For the past year or so, it has been the trend in Japanese TV advertising to include search keywords, rather than URLs, in commercials. The ads typically use a fairly unique, sometimes made-up, word, appearing in a search-engine like box near the end of the commercial. Presumably using a keyword is intended to make it easy to remember; obviously they use odd or made-up words to increase the odds that the advertiser's site comes up first in the search results. I guess the concept of Google Bombs hasn't made it to Japan yet (I say in jest; currently there are half a million hits for "Google Bomb" and another 14400 hits for グーグル爆弾).
Anyway, it looks like the marketing team at Coca Cola Japan put the cart before the horse and has started running ads telling viewers to search for "(^^)" to learn more. It is the left-most commercial under "TVCM Collection" on Coke's site (with the girl smiling in front of a brick wall); I would post a link to the commercial directly, but the site is all flash. Near the end you see a search box at the bottom of the screen with "(^^)" in it.
The only problem is that most search engines don't let you search for all-punctuation keywords! 0 hits on Google; not even Google Japan. 0 hits on Yahoo! and live.com too. Oops.
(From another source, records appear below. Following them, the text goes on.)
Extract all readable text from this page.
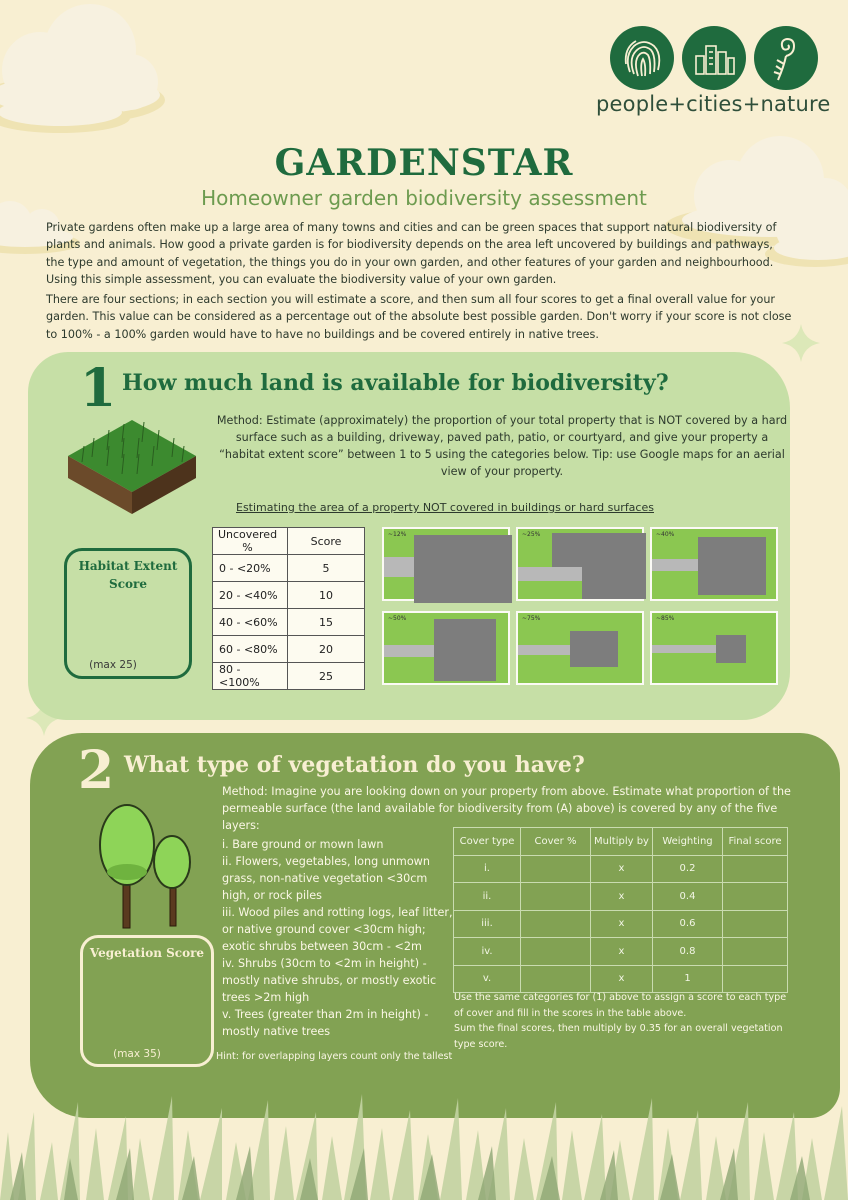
people+cities+nature
GARDENSTAR
Homeowner garden biodiversity assessment

Private gardens often make up a large area of many towns and cities and can be green spaces that support natural biodiversity of plants and animals. How good a private garden is for biodiversity depends on the area left uncovered by buildings and pathways, the type and amount of vegetation, the things you do in your own garden, and other features of your garden and neighbourhood. Using this simple assessment, you can evaluate the biodiversity value of your own garden.

There are four sections; in each section you will estimate a score, and then sum all four scores to get a final overall value for your garden. This value can be considered as a percentage out of the absolute best possible garden. Don't worry if your score is not close to 100% - a 100% garden would have to have no buildings and be covered entirely in native trees.

1 How much land is available for biodiversity?
Method: Estimate (approximately) the proportion of your total property that is NOT covered by a hard surface such as a building, driveway, paved path, patio, or courtyard, and give your property a “habitat extent score” between 1 to 5 using the categories below. Tip: use Google maps for an aerial view of your property.
Estimating the area of a property NOT covered in buildings or hard surfaces
Habitat Extent
Score
(max 25)
Uncovered %	Score
0 - <20%	5
20 - <40%	10
40 - <60%	15
60 - <80%	20
80 - <100%	25
~12%	~25%	~40%
~50%	~75%	~85%
2 What type of vegetation do you have?
Method: Imagine you are looking down on your property from above. Estimate what proportion of the permeable surface (the land available for biodiversity from (A) above) is covered by any of the five layers:
i. Bare ground or mown lawn
ii. Flowers, vegetables, long unmown grass, non-native vegetation <30cm high, or rock piles
iii. Wood piles and rotting logs, leaf litter, or native ground cover <30cm high; exotic shrubs between 30cm - <2m
iv. Shrubs (30cm to <2m in height) - mostly native shrubs, or mostly exotic trees >2m high
v. Trees (greater than 2m in height) - mostly native trees
Vegetation Score
(max 35)	Hint: for overlapping layers count only the tallest
Cover type	Cover %	Multiply by	Weighting	Final score
i.		x	0.2	
ii.		x	0.4	
iii.		x	0.6	
iv.		x	0.8	
v.		x	1	
Use the same categories for (1) above to assign a score to each type of cover and fill in the scores in the table above.
Sum the final scores, then multiply by 0.35 for an overall vegetation type score.
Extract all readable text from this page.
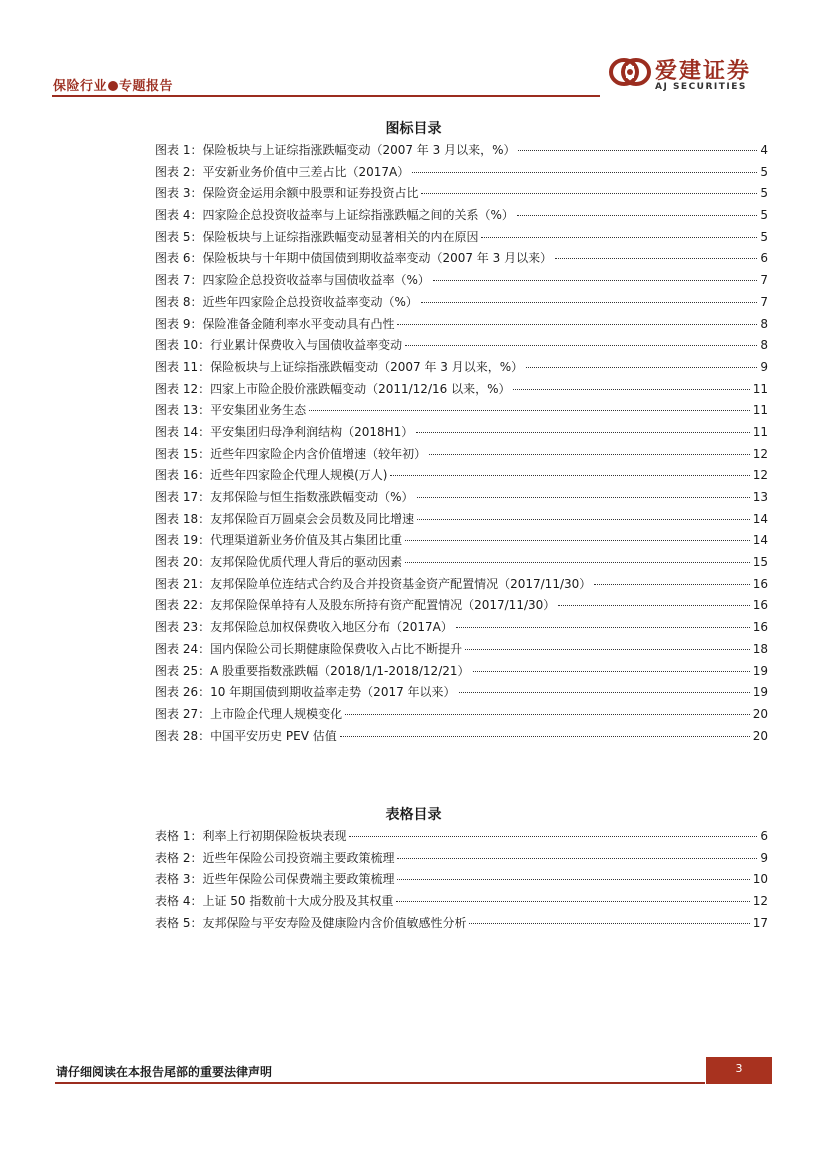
保险行业 专题报告
爱建证券
AJ SECURITIES
图标目录
图表 1： 保险板块与上证综指涨跌幅变动（2007 年 3 月以来，%）	4
图表 2： 平安新业务价值中三差占比（2017A）	5
图表 3： 保险资金运用余额中股票和证券投资占比	5
图表 4： 四家险企总投资收益率与上证综指涨跌幅之间的关系（%）	5
图表 5： 保险板块与上证综指涨跌幅变动显著相关的内在原因	5
图表 6： 保险板块与十年期中债国债到期收益率变动（2007 年 3 月以来）	6
图表 7： 四家险企总投资收益率与国债收益率（%）	7
图表 8： 近些年四家险企总投资收益率变动（%）	7
图表 9： 保险准备金随利率水平变动具有凸性	8
图表 10： 行业累计保费收入与国债收益率变动	8
图表 11： 保险板块与上证综指涨跌幅变动（2007 年 3 月以来，%）	9
图表 12： 四家上市险企股价涨跌幅变动（2011/12/16 以来，%）	11
图表 13： 平安集团业务生态	11
图表 14： 平安集团归母净利润结构（2018H1）	11
图表 15： 近些年四家险企内含价值增速（较年初）	12
图表 16： 近些年四家险企代理人规模(万人)	12
图表 17： 友邦保险与恒生指数涨跌幅变动（%）	13
图表 18： 友邦保险百万圆桌会会员数及同比增速	14
图表 19： 代理渠道新业务价值及其占集团比重	14
图表 20： 友邦保险优质代理人背后的驱动因素	15
图表 21： 友邦保险单位连结式合约及合并投资基金资产配置情况（2017/11/30）	16
图表 22： 友邦保险保单持有人及股东所持有资产配置情况（2017/11/30）	16
图表 23： 友邦保险总加权保费收入地区分布（2017A）	16
图表 24： 国内保险公司长期健康险保费收入占比不断提升	18
图表 25： A 股重要指数涨跌幅（2018/1/1-2018/12/21）	19
图表 26： 10 年期国债到期收益率走势（2017 年以来）	19
图表 27： 上市险企代理人规模变化	20
图表 28： 中国平安历史 PEV 估值	20
表格目录
表格 1： 利率上行初期保险板块表现	6
表格 2： 近些年保险公司投资端主要政策梳理	9
表格 3： 近些年保险公司保费端主要政策梳理	10
表格 4： 上证 50 指数前十大成分股及其权重	12
表格 5： 友邦保险与平安寿险及健康险内含价值敏感性分析	17
请仔细阅读在本报告尾部的重要法律声明	3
Besides, "(^^)" is a Japanese emoticon (aka "smiley"). Assume search engines did return results for all-punctuation keywords -- could you imagine the number of results that would come up for something like ":)". In other words, the keyword isn't even unique, making it a terrible keyword even if you could actually search for it!
To Coca Cola Japan's credit, it looks like they had the sense to at least make special arrangements with Yahoo! Japan. Too bad it isn't still 1997. You'd think they would have at least tried their own search keyword in the other search engines (even the small fries) before they paid millions to promote their site using that keyword.